Peut-être que je remettrais ensuite les pieds dans le tunnel Atwater, plus trop soucieuse de mon verso et donc vêtue d’un pantalon taille haute dans un style pareil très différent de ceux d’aujourd’hui. Il y aurait certainement la même odeur d’encens, parce que l’encens résiste à toute forme d’évolution pour sentir méchant à travers les siècles. Mais est-ce que ce coup-là j’aurais aussi des centaines de réflexions entremêlées sur le temps qui passe et qui laisse une trace qui s’efface aussi vite que celle d’un avion à haute altitude? J’ai eu peur pour les chapitres qui s’en venaient, peur de passer tout droit, peur de courir derrière ma propre vie. Peur de ne pas un jour avoir le goût de crier, sur mon proverbial lit de mort, qu’astie que la deuxième moitié avait été l’fun.

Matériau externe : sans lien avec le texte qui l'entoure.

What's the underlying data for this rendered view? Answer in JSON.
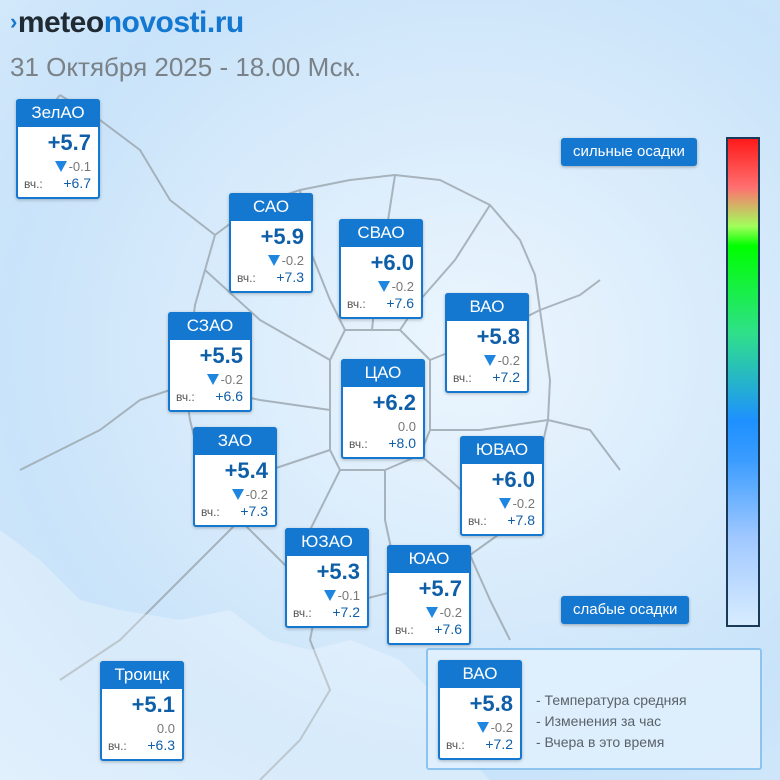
{
  "brand": {
    "arrow": "›",
    "part1": "meteo",
    "part2": "novosti.ru"
  },
  "subtitle": "31 Октября 2025 - 18.00 Мск.",
  "scale": {
    "top_label": "сильные осадки",
    "bottom_label": "слабые осадки"
  },
  "yesterday_label": "вч.:",
  "districts": [
    {
      "name": "ЗелАО",
      "temp": "+5.7",
      "change": "-0.1",
      "yesterday": "+6.7"
    },
    {
      "name": "САО",
      "temp": "+5.9",
      "change": "-0.2",
      "yesterday": "+7.3"
    },
    {
      "name": "СВАО",
      "temp": "+6.0",
      "change": "-0.2",
      "yesterday": "+7.6"
    },
    {
      "name": "ВАО",
      "temp": "+5.8",
      "change": "-0.2",
      "yesterday": "+7.2"
    },
    {
      "name": "СЗАО",
      "temp": "+5.5",
      "change": "-0.2",
      "yesterday": "+6.6"
    },
    {
      "name": "ЦАО",
      "temp": "+6.2",
      "change": "0.0",
      "yesterday": "+8.0"
    },
    {
      "name": "ЗАО",
      "temp": "+5.4",
      "change": "-0.2",
      "yesterday": "+7.3"
    },
    {
      "name": "ЮВАО",
      "temp": "+6.0",
      "change": "-0.2",
      "yesterday": "+7.8"
    },
    {
      "name": "ЮЗАО",
      "temp": "+5.3",
      "change": "-0.1",
      "yesterday": "+7.2"
    },
    {
      "name": "ЮАО",
      "temp": "+5.7",
      "change": "-0.2",
      "yesterday": "+7.6"
    },
    {
      "name": "Троицк",
      "temp": "+5.1",
      "change": "0.0",
      "yesterday": "+6.3"
    }
  ],
  "legend": {
    "example": {
      "name": "ВАО",
      "temp": "+5.8",
      "change": "-0.2",
      "yesterday": "+7.2"
    },
    "lines": [
      "- Температура средняя",
      "- Изменения за час",
      "- Вчера в это время"
    ]
  },
  "colors": {
    "accent": "#1478d0",
    "value_text": "#0f5fa8",
    "map_background": "#d8ebfb"
  }
}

J’ai eu un petit vertige. Essaie de pas t’évanouir, que je me suis dit.
Les adultes autour de moi avaient eu tort sur plein d’affaires. À preuve, le plus grand mensonge ever : c’est pas vrai qu’on n’a plus de boutons après l’adolescence. Mais là où ils avaient eu raison, c’est que le temps finit par te glisser entre les doigts, comme du sable dans une paume ouverte. Combien d’entre eux m’avaient tapé sur le petit nerf avec leurs « Tu vas voir comment ça passe vite », comme pour me gâcher mon feeling d’éternité? Force était d’admettre que l’affirmation adulte la plus downante était malheureusement aussi la plus vraie.

Fallait peut-être juste continuer de tout remarquer et de tout écrire, même les insignifiances comme une boîte de salades dans le métro, comme le son des choses, pour fixer le temps, ou au moins le ralentir. Et pour ne pas qu’il se rapetisse derrière soi, comme un slinky.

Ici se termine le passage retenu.